Прежде всего, мудрость ничего не презирает. На свете есть лишь одно истинно-презренное, это само презрение. Весьма часто те, которые мыслят, склонны презирать того, кто проходит в жизни, не предаваясь мышлению. Мысль, конечно, имеет огромное значение, и следовало бы прежде всего стараться мыслить как можно больше и как больше лучше. Но было бы преувеличением утверждать, что большая или меньшая способность распоряжаться известным числом общих понятий кладет непреступную черту между двумя людьми. В сущности, величайший мыслитель часто отличается от провинциального обывателя лишь настолько, насколько истина, нашедшая порою свое выражение, отличается от истины, еще никогда определенно не формулированной. Это, конечно, много. Это глубокий ров, но не бездна. Чем выше мысль поднимается над жизнью, тем более произвольной и временной кажется ей граница между тем, кто еще не мыслит, и тем, кто мыслит постоянно. Скромный обыватель полон предрассудков, смешных, по-видимому, страстей, узких, пошлых и часто низменных идей. Однако поставьте его рядом с мудрецом среди существенных обстоятельств жизни, — перед великой печалью, перед любовью, перед истинным героизмом, — и мудрецу не раз придется вернуться к своему скромному спутнику, как хранителю истины, столь же человечной и верной, как и его собственная.

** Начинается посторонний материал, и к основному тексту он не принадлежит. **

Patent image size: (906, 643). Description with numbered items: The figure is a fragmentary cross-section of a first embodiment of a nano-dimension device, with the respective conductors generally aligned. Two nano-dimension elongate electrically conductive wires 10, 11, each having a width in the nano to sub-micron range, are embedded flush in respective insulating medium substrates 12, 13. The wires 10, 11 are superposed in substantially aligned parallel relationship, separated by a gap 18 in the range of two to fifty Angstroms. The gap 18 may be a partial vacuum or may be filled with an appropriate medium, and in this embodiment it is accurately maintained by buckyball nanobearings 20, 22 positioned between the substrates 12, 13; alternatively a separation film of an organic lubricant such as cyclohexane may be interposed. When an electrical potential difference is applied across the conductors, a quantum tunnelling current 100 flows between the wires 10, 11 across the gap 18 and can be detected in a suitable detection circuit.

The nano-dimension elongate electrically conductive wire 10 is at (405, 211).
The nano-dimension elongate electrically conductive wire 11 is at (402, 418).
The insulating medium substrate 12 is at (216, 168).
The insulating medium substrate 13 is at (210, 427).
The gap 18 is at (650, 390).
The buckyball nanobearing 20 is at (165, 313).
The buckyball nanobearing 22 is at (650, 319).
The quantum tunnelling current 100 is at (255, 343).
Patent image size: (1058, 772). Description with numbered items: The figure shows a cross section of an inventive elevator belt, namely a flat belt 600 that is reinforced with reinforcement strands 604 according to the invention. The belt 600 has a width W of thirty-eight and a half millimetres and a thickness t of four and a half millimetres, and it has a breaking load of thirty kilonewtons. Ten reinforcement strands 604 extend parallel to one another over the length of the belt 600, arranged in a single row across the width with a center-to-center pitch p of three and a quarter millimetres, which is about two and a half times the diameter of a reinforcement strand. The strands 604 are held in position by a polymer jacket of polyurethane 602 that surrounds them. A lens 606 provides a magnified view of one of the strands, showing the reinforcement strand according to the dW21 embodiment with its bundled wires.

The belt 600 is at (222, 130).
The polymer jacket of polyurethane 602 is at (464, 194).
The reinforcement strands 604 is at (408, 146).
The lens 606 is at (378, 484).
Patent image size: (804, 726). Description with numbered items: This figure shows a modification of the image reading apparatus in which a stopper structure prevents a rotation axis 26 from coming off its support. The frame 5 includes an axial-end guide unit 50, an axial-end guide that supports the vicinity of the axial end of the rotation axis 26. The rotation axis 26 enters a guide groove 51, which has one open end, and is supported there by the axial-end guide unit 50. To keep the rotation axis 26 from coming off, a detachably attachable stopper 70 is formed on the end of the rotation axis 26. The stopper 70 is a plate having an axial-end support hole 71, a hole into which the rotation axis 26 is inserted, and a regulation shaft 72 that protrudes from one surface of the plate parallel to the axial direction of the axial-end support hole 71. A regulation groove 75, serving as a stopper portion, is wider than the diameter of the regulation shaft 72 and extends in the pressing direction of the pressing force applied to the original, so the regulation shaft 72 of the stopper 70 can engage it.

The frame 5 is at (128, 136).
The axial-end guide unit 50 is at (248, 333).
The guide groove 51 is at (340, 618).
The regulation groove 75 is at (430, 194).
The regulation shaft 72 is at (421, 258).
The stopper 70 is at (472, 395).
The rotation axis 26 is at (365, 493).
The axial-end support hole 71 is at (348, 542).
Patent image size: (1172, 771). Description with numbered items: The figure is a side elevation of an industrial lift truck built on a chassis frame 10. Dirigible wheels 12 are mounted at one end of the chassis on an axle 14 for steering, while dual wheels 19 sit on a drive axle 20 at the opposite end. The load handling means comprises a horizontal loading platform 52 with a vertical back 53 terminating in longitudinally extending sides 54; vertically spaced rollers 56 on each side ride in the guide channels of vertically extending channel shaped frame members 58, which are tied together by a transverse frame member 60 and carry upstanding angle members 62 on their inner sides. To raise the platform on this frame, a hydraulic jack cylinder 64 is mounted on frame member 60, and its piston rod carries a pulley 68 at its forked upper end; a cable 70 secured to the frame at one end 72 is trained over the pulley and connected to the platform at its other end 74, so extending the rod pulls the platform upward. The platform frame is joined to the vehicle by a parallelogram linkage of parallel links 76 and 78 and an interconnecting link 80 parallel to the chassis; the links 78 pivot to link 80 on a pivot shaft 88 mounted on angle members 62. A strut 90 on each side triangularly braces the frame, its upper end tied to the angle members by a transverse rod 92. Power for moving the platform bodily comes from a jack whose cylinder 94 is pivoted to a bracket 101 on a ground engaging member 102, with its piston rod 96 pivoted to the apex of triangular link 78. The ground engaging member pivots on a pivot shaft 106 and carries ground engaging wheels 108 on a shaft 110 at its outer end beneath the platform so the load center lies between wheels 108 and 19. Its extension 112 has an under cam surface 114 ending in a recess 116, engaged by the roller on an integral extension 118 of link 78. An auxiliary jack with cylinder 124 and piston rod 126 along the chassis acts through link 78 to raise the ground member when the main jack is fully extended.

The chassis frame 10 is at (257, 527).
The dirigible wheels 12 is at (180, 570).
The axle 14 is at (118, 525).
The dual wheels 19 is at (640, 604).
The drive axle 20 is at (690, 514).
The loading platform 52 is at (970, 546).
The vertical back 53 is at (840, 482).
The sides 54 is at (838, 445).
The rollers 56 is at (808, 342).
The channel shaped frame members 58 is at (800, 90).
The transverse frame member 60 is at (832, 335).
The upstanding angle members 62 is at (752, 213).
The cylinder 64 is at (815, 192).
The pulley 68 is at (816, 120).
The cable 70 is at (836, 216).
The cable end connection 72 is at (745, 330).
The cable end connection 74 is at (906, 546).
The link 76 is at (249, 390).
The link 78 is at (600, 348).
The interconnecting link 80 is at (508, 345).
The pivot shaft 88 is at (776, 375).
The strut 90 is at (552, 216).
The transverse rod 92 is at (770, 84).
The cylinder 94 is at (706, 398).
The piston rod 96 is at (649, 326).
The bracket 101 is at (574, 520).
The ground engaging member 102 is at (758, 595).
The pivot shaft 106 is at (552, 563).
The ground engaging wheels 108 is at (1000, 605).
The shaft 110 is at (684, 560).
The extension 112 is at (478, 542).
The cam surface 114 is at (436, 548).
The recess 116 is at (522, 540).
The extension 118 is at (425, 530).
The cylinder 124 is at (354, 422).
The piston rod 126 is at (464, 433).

Бывают минуты, когда мудрец признает тщетность своих духовных сокровищ, что его отделяет от прочих людей лишь несколько привычек и слов. Это минуты наиболее плодотворные для мудрости. Мыслить значит ошибаться, и мыслитель, который заблудился, часто должен для того, чтобы найти дорогу, вернуться к месту, где те, которые еще не мыслят, продолжали сидеть вокруг молчаливой, но необходимой истины. Они верно охраняют очаг племени. Мудрые обходят пути, держа факелы; но когда свет факелов начинает мерцать в разреженном воздухе, то благоразумно вернуться к очагу. Этот очаг как будто не меняет своего места, но лишь потому, что он движется вперед вместе с мирами, и его маленькое пламя означает реальное время человечества.